Viaje a ninguna parte 360 grados representa entre otras cosas la circularidad y en este caso trasladado a la adaptación de la novela La ronda de Arthur Schnitzler que plantea un relato donde las historias y los personajes se entrelazan a partir de elementos vinculantes como en este caso las relaciones humanas en distintas facetas: infidelidad, sexo casual, culpa, redención y segundas oportunidades. Sin embargo, el brasileño Fernando Meirelles desarrolla un puñado de anécdotas que desde el punto de vista narrativo no tienen tanto peso como para transformarse en historias a pesar de contar con un elenco de lujo integrado entre otras figuras por Jude Law, Anthony Hopkins, Rachel Weisz, Moritz Bleibtreu, Gabriela Marcinkova, Lucia Siposova, Johannes Kirsch, Juliano Cazarré, Jamel Debouzze. Así las cosas, en un viaje a veces turístico y otras no tanto por locaciones geográficas tales como Colorado, Viena, Londres, París y Bratislava cada historia está atravesada por el amor o la falta de amor cuando la infidelidad hace mella en las parejas como la de Jude Law y Rachel Weisz por ejemplo.
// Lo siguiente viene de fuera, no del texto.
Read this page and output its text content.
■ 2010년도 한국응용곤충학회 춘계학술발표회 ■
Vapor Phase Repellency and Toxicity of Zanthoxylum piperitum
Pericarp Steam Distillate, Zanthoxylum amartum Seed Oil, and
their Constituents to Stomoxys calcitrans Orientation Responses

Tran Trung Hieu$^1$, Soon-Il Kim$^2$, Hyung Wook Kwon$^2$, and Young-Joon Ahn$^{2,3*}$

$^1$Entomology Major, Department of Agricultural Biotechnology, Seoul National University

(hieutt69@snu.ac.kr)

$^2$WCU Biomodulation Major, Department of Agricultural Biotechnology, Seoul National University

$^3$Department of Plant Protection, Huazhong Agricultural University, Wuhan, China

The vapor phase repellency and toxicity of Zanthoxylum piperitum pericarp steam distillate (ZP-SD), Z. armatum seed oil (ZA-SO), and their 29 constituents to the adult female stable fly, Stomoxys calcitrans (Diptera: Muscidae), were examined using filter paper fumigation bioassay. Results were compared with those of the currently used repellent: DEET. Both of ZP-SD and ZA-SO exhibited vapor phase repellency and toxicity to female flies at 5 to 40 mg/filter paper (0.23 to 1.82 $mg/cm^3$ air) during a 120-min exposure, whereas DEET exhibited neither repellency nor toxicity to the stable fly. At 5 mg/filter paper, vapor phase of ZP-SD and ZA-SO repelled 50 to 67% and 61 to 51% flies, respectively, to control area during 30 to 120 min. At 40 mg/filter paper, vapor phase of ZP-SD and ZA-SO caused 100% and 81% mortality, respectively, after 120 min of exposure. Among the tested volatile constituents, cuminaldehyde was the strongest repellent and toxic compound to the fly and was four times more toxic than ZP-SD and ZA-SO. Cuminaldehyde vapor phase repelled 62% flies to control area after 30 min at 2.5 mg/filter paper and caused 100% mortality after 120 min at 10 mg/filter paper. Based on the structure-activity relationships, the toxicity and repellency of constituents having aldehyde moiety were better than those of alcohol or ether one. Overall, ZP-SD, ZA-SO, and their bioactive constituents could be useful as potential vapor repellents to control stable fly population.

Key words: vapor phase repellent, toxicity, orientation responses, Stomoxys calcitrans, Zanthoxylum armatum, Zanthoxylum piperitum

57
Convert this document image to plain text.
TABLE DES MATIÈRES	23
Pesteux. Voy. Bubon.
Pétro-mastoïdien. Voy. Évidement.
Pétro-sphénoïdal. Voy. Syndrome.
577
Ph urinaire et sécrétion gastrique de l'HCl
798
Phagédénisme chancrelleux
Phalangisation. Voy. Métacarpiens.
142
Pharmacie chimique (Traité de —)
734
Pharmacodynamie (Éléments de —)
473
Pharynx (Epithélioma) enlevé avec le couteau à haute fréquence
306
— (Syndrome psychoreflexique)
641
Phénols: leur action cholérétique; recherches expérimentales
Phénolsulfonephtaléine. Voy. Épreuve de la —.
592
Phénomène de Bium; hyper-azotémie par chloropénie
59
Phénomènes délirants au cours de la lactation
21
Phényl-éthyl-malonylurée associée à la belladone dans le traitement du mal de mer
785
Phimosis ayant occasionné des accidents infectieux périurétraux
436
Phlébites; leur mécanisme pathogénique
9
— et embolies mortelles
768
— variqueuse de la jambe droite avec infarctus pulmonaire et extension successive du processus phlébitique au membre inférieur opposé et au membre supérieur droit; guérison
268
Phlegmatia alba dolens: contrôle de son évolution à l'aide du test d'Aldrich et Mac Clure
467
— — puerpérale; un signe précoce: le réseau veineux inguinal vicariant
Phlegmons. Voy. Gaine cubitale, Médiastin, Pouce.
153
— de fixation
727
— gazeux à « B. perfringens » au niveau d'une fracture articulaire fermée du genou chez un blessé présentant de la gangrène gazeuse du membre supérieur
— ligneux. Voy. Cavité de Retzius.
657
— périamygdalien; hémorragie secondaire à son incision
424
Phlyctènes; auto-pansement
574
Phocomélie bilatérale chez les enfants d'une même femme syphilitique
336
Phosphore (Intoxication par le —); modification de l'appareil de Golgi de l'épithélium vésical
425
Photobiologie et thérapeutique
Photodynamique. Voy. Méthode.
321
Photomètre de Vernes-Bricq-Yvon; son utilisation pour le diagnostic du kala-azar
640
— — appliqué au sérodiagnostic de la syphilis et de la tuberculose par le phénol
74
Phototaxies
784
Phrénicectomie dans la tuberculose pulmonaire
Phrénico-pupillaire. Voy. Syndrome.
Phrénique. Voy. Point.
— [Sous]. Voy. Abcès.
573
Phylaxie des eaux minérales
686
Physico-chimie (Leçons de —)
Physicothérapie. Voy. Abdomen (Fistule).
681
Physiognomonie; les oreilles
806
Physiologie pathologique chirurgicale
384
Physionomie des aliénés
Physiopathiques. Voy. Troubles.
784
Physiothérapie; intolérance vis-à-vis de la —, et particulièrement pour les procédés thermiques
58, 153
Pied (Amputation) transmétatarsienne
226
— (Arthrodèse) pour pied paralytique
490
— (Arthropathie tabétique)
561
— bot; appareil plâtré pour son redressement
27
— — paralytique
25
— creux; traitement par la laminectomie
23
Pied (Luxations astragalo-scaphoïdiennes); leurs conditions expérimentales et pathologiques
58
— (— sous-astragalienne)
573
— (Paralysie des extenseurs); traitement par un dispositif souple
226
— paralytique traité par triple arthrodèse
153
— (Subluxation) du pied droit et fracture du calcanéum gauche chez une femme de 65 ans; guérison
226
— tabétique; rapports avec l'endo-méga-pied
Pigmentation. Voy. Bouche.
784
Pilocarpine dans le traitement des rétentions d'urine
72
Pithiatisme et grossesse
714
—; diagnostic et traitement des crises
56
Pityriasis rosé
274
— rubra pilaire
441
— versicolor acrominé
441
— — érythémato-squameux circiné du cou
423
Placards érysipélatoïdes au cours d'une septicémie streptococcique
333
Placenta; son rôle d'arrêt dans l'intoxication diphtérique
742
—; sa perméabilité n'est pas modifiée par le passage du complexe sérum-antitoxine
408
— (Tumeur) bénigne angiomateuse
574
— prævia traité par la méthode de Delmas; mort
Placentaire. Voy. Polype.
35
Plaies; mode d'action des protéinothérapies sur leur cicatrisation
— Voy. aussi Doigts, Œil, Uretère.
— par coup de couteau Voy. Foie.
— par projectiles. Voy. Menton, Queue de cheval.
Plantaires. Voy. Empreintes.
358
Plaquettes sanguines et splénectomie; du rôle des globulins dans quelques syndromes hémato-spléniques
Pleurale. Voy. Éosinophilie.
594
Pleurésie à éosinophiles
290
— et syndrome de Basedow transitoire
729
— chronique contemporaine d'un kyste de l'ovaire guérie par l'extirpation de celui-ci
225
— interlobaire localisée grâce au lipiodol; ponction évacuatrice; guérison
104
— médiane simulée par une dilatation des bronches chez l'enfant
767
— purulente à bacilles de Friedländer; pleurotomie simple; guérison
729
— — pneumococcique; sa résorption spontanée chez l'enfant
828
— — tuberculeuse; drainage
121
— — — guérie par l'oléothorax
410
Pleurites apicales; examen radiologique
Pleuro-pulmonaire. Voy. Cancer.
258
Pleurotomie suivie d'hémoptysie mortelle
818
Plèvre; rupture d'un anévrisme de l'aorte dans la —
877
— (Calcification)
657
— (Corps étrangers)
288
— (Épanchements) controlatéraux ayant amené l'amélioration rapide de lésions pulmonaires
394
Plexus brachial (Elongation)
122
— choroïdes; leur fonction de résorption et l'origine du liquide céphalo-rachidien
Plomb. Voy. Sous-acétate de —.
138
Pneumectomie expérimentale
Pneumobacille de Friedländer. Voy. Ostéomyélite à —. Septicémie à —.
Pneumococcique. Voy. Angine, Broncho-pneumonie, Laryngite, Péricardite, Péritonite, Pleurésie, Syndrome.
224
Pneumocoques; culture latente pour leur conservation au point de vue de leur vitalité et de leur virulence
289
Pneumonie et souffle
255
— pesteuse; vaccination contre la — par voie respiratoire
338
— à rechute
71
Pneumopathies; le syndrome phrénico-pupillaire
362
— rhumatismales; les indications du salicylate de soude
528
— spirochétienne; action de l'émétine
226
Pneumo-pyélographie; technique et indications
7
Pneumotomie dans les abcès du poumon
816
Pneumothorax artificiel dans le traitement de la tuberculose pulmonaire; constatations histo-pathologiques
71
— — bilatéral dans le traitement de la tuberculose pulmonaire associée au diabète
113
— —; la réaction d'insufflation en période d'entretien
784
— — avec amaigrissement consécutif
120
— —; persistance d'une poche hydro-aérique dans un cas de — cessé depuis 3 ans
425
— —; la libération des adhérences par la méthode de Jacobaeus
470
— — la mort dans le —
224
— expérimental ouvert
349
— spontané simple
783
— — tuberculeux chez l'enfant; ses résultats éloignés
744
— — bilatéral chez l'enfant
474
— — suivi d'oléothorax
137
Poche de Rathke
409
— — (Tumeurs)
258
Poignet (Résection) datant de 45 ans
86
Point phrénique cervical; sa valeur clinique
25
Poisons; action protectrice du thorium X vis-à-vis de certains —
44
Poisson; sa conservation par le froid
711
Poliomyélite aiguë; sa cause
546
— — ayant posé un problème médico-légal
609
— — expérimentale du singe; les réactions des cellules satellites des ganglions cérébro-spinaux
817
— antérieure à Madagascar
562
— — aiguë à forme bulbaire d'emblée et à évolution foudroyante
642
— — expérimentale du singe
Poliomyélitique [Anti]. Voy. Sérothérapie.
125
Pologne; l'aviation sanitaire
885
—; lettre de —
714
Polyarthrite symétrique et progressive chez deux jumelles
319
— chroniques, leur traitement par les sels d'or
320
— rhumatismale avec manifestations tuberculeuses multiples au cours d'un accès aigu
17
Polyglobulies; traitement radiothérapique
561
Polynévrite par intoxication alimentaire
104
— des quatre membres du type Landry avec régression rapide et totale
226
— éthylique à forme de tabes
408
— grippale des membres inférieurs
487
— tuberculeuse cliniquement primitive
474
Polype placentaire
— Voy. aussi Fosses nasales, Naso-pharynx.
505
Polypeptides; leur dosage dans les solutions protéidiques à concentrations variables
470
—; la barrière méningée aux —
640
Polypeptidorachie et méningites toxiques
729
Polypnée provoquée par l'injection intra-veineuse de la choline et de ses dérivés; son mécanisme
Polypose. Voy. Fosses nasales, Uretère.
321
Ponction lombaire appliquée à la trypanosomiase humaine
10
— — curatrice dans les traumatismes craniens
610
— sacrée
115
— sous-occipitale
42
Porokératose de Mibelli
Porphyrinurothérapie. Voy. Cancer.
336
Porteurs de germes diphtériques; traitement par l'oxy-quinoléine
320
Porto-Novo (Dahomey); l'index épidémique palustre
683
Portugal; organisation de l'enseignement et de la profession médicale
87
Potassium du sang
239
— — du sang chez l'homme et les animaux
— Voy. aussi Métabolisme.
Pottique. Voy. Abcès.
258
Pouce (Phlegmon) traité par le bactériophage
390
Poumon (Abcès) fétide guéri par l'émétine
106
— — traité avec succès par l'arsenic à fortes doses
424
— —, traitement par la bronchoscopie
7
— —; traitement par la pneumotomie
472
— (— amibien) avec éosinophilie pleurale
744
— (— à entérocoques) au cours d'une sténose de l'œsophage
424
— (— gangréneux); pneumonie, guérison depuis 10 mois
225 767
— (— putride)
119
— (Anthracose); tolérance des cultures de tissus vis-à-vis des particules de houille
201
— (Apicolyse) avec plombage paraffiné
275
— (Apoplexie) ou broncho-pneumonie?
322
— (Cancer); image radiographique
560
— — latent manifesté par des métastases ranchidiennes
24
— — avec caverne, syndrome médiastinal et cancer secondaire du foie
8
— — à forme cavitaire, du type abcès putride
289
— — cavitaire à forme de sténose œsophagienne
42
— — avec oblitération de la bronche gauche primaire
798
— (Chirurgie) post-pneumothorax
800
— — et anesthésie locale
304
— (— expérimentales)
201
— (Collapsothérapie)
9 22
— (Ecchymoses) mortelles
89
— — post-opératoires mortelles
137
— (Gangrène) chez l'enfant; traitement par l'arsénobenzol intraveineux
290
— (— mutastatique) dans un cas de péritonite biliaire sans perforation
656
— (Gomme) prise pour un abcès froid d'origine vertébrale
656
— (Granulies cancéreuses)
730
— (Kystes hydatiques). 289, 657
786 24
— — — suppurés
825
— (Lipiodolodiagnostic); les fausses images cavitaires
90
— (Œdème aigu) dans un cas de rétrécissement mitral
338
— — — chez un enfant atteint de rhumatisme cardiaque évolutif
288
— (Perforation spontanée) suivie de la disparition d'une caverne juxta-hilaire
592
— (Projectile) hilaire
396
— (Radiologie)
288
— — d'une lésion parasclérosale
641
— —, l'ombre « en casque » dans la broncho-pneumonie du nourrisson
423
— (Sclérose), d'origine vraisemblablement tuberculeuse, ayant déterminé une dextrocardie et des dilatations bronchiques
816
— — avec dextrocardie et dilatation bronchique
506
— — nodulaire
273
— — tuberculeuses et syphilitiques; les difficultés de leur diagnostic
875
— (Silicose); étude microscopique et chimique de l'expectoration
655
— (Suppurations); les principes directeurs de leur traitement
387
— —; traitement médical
El desamor de un padre hacia una hija desaparecida y la búsqueda tardía de la redención queda en manos de un genial Anthony Hopkins que experimenta un particular deja vu con una pasajera brasileña en el avión que lo llevará al punto de encuentro quizás con el cadáver de su hija. De todas las propuestas la más interesante recae en el derrotero de un abusador (Ben Foster) que debe resistir a la tentación sexual en un aeropuerto dado que su vuelo de traslado se retrasa.